Upon checking in with the MS Learning Born to Learn blog this morning, I discovered a 19 November post from Psychometrician and Cert Exam Maven Liberty Munson entitled “Everything You Wanted to Know about Beta Exams: Part 2 (Beta Availability).” It includes some extremely interesting news that led me straight to my own tongue-in-cheek title for today’s blog post from yours truly. Revealing the punchline will take a little explaining, so please bear with me. Here’s the nub of what’s going on, quoted verbatim from Ms. Munson’s post: “…given the limited number of free beta seats and the overwhelming demand for some technologies, we have decided to leave beta exams in market until the [final, republished] exam is live.” In other words, it used to be the case that you had to get an invite from Microsoft to participate in a beta exam, but when you did get such an invite, the exam was free. Now, you can take the beta exam right up until the final polished version goes live, but you have to pay for it just like any other Microsoft exam (which is usually $150 in the US, or equivalent in other currencies outside the US where applicable).The good news, bad news part is best understood as follows:
- The primary purpose of a beta exam is to distinguish statistically significant questions from statistically insignificant ones, where those that fall in the first category distinguish those who know their stuff from those who don’t in a measurable way, and those that fall in the second category are either too hard (nobody gets them right) or too easy (everybody gets them right) to be counted. Thus, some percentage of questions you will answer on a beta exam won’t contribute to your score.

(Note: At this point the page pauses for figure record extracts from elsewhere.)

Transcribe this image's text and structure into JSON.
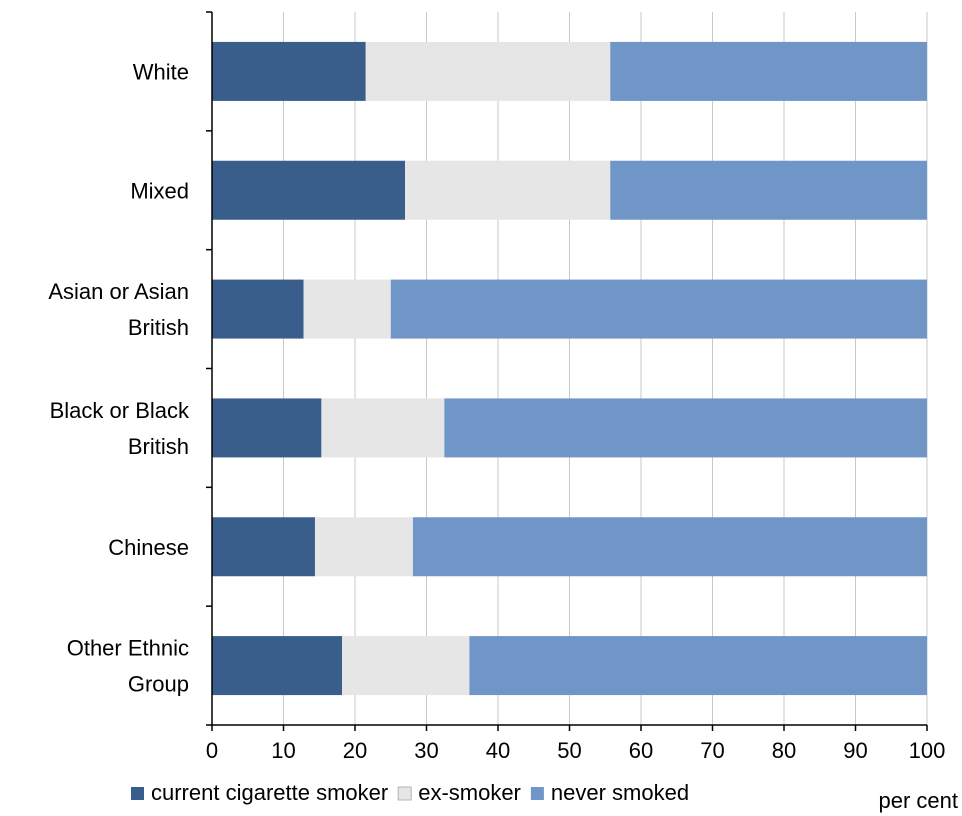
{
  "chart_data": {
    "type": "bar",
    "orientation": "horizontal",
    "stacked": true,
    "title": "",
    "xlabel": "",
    "ylabel": "",
    "x_unit": "per cent",
    "xlim": [
      0,
      100
    ],
    "x_ticks": [
      0,
      10,
      20,
      30,
      40,
      50,
      60,
      70,
      80,
      90,
      100
    ],
    "grid": true,
    "legend_position": "bottom",
    "categories": [
      [
        "White"
      ],
      [
        "Mixed"
      ],
      [
        "Asian or Asian",
        "British"
      ],
      [
        "Black or Black",
        "British"
      ],
      [
        "Chinese"
      ],
      [
        "Other Ethnic",
        "Group"
      ]
    ],
    "series": [
      {
        "name": "current cigarette smoker",
        "color": "#3a5e8c",
        "values": [
          21.5,
          27,
          12.8,
          15.3,
          14.4,
          18.2
        ]
      },
      {
        "name": "ex-smoker",
        "color": "#e6e6e6",
        "values": [
          34.2,
          28.7,
          12.2,
          17.2,
          13.7,
          17.8
        ]
      },
      {
        "name": "never smoked",
        "color": "#7096c8",
        "values": [
          44.3,
          44.3,
          75,
          67.5,
          71.9,
          64
        ]
      }
    ]
  }
}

- Any number of questions that appear on the beta will be stricken from the final, polished version of the exam that gets a 70-xxx exam number (beta exams are numbered 71-xxx). Munson’s blog mention that questions may be stricken “…because they are psychometrically unsound, unclear/ambiguous, or technically inaccurate…” This means you’ll want to be ready for a wider range of weirdness than usual, when you sit down to take a beta exam as opposed to a published and polished one.
- If you take the beta exam for a fee, but early in the post-free period while the results are being analyzed and tabulated, cut scores determined, good questions kept in and bad ones tossed out, you still have to wait quite a while to get your exam results (almost as long, in fact, as those who took the free beta, and for the same reasons).
Nevertheless, for those who want or need to get in on certification as early as possible when and as new exams appear, I believe this is mostly a good news scenario, simply because it accelerates the time-frame during which you can attempt — and possibly even get credit for — hot new topics as they make their debuts. Certainly for folks like me who write about cert exams, this is great news, because if we can sit for a beta exam it tells us a lot more about what the exam developers are thinking a lot sooner than waiting to take the cleaned-up version once it is released. And with many Exam Crams and other study guides seeking to hit the market as close to exam release dates as possible, this is a real boon to folks who make their livings by helping exam candidates learn and understand necessary concepts, tools, and technologies to help them prepare for the final version when it hits the streets.